Kinerja Malaysia Mengungguli Thailand dan Indonesia
Thailand selama ini dikenal sebagai magnet utama bagi wisatawan mancanegara di Asia Tenggara, namun sejumlah masalah serius membuat posisi negara tersebut melemah. Sementara itu, Indonesia masih tertinggal jauh dengan jumlah kunjungan wisatawan asing mencapai 15,39 juta orang di 2025, terpaut jauh dibanding Malaysia dan Thailand.
Wakil Perdana Menteri Malaysia, Datuk Seri Ahmad Zahid Hamidi, mengungkapkan bahwa keberhasilan Malaysia menarik lebih banyak turis didukung oleh:
- Peningkatan signifikan wisatawan dari China, yang menjadi pasar utama.
- Konektivitas penerbangan yang semakin baik dan mudah diakses.
- Dukungan pemerintah dengan alokasi dana promosi pariwisata lebih dari RM700 juta (sekitar Rp3 triliun).
Faktor Penurunan Pariwisata Thailand
Beberapa faktor yang menyebabkan Thailand kehilangan posisi teratas antara lain:
- Insiden penculikan seorang aktor China dekat perbatasan yang menimbulkan kekhawatiran keamanan.
- Gempa bumi dahsyat di negara tetangga Myanmar yang berdampak pada citra kawasan.
- Banjir parah di bagian selatan Thailand yang mengganggu aktivitas pariwisata.
- Krisis politik yang berujung pada jatuhnya pemerintahan, menimbulkan ketidakpastian.
Data dan Tren Pariwisata Malaysia
Menurut laporan Organisasi Pariwisata Dunia PBB, Malaysia mengalami pertumbuhan kunjungan wisatawan internasional sebesar 9% pada paruh pertama 2025, jauh melampaui rata-rata global yang berada di angka 5% dan rata-rata regional Asia-Pasifik sebesar 6%.
Pasar terbesar Malaysia adalah Singapura, yang menyumbang 8,34 juta pengunjung hanya dalam lima bulan pertama 2025, meningkat pesat 26,5% dibandingkan periode sama tahun sebelumnya.
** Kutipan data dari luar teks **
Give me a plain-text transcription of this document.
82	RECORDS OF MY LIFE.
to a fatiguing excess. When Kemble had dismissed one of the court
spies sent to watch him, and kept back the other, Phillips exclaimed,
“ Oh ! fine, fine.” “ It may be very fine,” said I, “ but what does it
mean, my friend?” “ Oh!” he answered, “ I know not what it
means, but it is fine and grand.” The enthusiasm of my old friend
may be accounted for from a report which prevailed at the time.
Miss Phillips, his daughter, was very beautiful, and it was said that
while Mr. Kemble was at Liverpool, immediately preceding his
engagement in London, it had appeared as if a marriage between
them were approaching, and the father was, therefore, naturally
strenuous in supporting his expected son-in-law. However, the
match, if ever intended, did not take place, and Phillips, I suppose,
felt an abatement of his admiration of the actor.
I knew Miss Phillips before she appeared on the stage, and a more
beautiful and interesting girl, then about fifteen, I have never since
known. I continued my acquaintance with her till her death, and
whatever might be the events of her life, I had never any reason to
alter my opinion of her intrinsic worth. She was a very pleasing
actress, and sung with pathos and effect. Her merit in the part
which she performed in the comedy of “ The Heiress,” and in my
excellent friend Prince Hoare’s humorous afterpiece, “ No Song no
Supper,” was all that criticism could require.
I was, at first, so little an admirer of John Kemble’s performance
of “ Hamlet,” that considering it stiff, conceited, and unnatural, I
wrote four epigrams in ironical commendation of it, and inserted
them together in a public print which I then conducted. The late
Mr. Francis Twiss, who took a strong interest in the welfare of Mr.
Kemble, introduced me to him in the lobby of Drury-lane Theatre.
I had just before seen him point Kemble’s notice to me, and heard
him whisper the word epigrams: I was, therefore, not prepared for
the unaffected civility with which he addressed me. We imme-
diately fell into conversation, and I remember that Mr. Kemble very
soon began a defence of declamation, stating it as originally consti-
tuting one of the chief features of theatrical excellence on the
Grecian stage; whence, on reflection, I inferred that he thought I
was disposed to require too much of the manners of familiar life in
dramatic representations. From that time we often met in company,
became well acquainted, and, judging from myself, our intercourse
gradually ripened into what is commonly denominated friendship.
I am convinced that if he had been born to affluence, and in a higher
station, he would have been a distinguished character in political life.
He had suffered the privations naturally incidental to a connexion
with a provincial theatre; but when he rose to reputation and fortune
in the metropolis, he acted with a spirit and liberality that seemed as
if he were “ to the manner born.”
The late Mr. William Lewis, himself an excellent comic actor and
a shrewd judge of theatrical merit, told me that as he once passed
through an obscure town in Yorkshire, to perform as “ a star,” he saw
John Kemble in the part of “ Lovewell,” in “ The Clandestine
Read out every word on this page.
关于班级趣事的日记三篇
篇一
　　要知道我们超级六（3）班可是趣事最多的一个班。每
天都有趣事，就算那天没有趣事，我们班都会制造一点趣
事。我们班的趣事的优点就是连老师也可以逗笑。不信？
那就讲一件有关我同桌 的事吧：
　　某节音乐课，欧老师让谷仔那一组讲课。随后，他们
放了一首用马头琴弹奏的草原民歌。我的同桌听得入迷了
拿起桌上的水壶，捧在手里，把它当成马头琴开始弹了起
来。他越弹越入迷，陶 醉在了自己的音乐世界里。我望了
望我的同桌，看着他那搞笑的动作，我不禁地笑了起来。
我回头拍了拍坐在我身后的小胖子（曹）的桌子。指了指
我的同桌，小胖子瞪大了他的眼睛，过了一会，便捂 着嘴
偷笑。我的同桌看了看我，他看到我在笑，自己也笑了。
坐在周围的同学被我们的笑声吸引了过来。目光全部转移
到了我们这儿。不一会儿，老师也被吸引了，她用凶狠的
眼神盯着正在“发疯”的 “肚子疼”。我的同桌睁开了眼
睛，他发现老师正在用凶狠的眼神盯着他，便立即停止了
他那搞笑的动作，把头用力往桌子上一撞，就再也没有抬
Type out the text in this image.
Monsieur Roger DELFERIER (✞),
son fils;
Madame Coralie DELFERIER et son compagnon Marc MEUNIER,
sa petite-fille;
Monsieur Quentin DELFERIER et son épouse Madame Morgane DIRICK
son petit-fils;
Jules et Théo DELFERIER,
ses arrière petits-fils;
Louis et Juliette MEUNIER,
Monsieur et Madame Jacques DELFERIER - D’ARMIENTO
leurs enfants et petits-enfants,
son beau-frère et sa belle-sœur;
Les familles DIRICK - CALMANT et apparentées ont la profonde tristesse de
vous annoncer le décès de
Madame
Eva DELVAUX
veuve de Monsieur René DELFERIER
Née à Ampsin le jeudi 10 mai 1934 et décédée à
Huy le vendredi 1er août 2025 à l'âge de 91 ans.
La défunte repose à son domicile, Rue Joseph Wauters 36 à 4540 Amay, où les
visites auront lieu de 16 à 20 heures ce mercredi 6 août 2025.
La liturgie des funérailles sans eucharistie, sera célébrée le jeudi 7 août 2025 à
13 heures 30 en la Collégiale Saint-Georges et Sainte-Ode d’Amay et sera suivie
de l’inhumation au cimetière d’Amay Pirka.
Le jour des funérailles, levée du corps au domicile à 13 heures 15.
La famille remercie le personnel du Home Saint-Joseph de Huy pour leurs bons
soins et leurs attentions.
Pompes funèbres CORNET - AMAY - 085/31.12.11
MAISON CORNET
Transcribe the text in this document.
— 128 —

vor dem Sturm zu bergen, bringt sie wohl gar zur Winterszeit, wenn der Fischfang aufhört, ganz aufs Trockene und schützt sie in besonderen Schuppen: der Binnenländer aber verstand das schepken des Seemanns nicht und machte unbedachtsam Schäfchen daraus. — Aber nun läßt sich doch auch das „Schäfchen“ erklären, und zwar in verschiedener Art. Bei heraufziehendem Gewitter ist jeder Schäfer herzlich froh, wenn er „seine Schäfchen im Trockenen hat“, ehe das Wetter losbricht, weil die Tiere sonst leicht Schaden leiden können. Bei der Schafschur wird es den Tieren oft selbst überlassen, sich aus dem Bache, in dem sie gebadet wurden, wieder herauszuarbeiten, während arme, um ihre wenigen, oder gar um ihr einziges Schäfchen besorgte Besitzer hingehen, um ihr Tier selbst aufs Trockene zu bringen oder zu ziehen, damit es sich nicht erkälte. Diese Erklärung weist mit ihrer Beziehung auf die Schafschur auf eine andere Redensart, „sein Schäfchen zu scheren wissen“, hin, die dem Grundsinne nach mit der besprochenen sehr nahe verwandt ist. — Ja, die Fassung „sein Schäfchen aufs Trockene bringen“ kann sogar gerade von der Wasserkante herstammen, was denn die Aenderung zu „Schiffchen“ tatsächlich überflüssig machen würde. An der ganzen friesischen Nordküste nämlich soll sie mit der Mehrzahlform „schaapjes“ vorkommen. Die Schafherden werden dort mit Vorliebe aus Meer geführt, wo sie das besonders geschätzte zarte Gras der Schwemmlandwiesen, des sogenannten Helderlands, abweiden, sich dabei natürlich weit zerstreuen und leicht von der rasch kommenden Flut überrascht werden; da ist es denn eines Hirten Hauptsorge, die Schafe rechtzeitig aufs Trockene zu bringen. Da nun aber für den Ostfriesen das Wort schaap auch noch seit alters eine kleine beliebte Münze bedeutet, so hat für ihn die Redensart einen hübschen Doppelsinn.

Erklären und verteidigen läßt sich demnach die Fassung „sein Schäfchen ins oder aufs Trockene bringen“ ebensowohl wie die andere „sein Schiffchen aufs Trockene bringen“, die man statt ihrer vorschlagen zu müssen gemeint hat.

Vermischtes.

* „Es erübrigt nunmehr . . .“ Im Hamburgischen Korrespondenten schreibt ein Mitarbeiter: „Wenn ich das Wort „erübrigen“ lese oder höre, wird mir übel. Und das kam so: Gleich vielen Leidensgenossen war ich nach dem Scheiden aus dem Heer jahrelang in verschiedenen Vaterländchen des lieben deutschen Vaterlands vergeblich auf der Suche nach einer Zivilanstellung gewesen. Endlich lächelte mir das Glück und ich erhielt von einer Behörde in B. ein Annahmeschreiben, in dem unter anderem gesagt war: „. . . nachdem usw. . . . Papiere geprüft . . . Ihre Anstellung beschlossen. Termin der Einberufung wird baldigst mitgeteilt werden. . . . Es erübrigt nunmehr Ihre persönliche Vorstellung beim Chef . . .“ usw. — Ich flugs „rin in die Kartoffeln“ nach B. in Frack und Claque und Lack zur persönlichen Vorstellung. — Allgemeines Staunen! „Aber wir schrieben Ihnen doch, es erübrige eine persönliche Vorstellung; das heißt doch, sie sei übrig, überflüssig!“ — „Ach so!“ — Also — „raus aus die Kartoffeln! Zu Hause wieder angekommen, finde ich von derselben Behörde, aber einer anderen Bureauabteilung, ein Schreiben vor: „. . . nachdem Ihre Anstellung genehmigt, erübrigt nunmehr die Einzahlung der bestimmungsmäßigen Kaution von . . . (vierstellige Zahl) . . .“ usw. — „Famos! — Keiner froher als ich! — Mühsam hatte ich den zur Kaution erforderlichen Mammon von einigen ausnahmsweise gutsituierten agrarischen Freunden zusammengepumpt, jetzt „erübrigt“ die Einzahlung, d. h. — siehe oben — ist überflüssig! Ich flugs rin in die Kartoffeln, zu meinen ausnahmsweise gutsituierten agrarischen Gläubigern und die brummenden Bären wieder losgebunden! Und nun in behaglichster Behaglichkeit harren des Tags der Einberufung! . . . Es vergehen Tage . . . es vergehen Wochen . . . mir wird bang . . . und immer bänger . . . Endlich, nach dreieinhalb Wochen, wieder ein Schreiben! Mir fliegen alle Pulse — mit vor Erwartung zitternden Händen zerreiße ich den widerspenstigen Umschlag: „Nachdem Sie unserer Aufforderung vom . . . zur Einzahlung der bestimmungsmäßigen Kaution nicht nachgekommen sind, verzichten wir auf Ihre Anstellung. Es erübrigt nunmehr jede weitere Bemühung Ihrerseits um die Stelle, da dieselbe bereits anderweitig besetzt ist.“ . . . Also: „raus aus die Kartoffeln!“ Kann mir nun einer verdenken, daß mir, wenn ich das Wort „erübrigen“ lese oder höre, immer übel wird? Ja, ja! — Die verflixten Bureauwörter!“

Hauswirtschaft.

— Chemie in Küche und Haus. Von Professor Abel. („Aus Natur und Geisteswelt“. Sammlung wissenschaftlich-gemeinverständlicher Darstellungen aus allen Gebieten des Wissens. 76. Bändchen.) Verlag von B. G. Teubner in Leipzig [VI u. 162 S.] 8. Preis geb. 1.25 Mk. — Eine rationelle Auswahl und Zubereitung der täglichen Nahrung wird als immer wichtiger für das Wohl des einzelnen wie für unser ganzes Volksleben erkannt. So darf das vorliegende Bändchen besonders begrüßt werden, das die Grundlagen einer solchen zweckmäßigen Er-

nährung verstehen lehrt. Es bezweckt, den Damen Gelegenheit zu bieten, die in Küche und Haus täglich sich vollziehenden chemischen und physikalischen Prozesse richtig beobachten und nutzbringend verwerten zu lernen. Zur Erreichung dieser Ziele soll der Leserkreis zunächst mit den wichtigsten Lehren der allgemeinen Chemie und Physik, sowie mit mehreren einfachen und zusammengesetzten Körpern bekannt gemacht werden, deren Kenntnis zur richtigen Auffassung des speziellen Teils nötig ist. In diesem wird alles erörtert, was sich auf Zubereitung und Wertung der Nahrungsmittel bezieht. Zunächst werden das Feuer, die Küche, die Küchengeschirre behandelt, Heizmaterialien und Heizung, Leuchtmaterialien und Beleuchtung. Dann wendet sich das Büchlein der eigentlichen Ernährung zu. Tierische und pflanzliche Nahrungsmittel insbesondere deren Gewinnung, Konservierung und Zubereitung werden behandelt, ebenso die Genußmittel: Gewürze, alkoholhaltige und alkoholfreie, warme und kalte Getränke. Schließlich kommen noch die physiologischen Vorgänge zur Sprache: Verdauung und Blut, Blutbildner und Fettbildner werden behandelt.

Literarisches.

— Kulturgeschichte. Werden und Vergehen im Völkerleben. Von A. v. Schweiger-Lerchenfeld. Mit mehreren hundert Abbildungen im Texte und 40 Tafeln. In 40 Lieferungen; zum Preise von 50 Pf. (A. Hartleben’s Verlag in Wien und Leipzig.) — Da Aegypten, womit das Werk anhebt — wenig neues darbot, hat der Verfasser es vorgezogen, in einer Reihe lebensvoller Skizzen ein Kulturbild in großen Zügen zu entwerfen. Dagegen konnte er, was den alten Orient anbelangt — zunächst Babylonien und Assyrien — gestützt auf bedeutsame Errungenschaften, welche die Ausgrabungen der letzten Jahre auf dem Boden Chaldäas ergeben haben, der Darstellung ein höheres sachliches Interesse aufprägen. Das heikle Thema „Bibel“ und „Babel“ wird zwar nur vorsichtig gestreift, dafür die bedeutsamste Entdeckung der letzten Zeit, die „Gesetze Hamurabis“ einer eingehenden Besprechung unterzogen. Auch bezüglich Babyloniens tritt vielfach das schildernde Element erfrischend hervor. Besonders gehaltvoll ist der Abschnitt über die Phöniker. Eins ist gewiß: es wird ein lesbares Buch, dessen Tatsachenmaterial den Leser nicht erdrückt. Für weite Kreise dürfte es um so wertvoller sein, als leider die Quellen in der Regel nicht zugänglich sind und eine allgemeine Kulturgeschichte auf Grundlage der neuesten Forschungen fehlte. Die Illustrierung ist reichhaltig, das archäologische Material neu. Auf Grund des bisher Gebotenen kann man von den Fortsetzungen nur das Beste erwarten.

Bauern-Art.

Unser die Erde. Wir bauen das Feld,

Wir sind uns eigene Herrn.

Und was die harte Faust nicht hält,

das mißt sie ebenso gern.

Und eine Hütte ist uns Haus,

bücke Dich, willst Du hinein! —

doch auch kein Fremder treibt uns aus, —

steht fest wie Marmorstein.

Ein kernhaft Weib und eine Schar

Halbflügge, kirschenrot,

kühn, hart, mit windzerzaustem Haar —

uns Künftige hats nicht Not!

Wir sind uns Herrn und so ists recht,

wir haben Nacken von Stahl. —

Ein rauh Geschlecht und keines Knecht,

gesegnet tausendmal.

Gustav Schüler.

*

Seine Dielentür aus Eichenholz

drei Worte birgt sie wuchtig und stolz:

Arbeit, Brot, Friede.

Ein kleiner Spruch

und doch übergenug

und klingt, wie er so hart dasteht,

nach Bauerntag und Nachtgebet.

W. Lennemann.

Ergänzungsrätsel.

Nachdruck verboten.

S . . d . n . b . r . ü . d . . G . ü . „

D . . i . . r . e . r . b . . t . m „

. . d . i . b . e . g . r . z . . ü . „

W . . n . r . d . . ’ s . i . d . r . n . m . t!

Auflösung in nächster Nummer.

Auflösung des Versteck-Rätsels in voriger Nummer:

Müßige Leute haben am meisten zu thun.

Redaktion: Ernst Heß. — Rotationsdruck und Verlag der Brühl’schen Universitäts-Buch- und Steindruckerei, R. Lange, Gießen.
Peningkatan ini menjadi tanda positif bagi pengembangan sektor pariwisata Malaysia ke depan.
Analisis Redaksi
Menurut pandangan redaksi, keberhasilan Malaysia merebut posisi sebagai raja pariwisata ASEAN bukan hanya soal angka kedatangan turis semata, tetapi mencerminkan kemampuan negara tersebut dalam mengelola krisis dan memanfaatkan peluang pasar global. Langkah strategis pemerintah Malaysia dalam meningkatkan konektivitas dan menggelontorkan dana promosi terbukti efektif menarik minat wisatawan, terutama dari pasar besar seperti China dan Singapura.
Di sisi lain, penurunan Thailand merupakan peringatan bagi negara-negara ASEAN lain, termasuk Indonesia, bahwa faktor keamanan, stabilitas politik, dan mitigasi bencana menjadi kunci utama untuk mempertahankan daya tarik pariwisata. Indonesia, dengan potensi wisata yang sangat besar, perlu lebih agresif dan inovatif dalam strategi pemasaran dan pengelolaan destinasi agar tidak tertinggal lebih jauh.
Ke depan, penting untuk terus memantau bagaimana Malaysia mempertahankan posisinya di tengah persaingan ketat kawasan, serta bagaimana Thailand dan Indonesia mengambil langkah perbaikan. Tren ini juga menegaskan pergeseran dinamika pariwisata ASEAN yang semakin kompetitif dan menuntut adaptasi cepat terhadap perubahan global.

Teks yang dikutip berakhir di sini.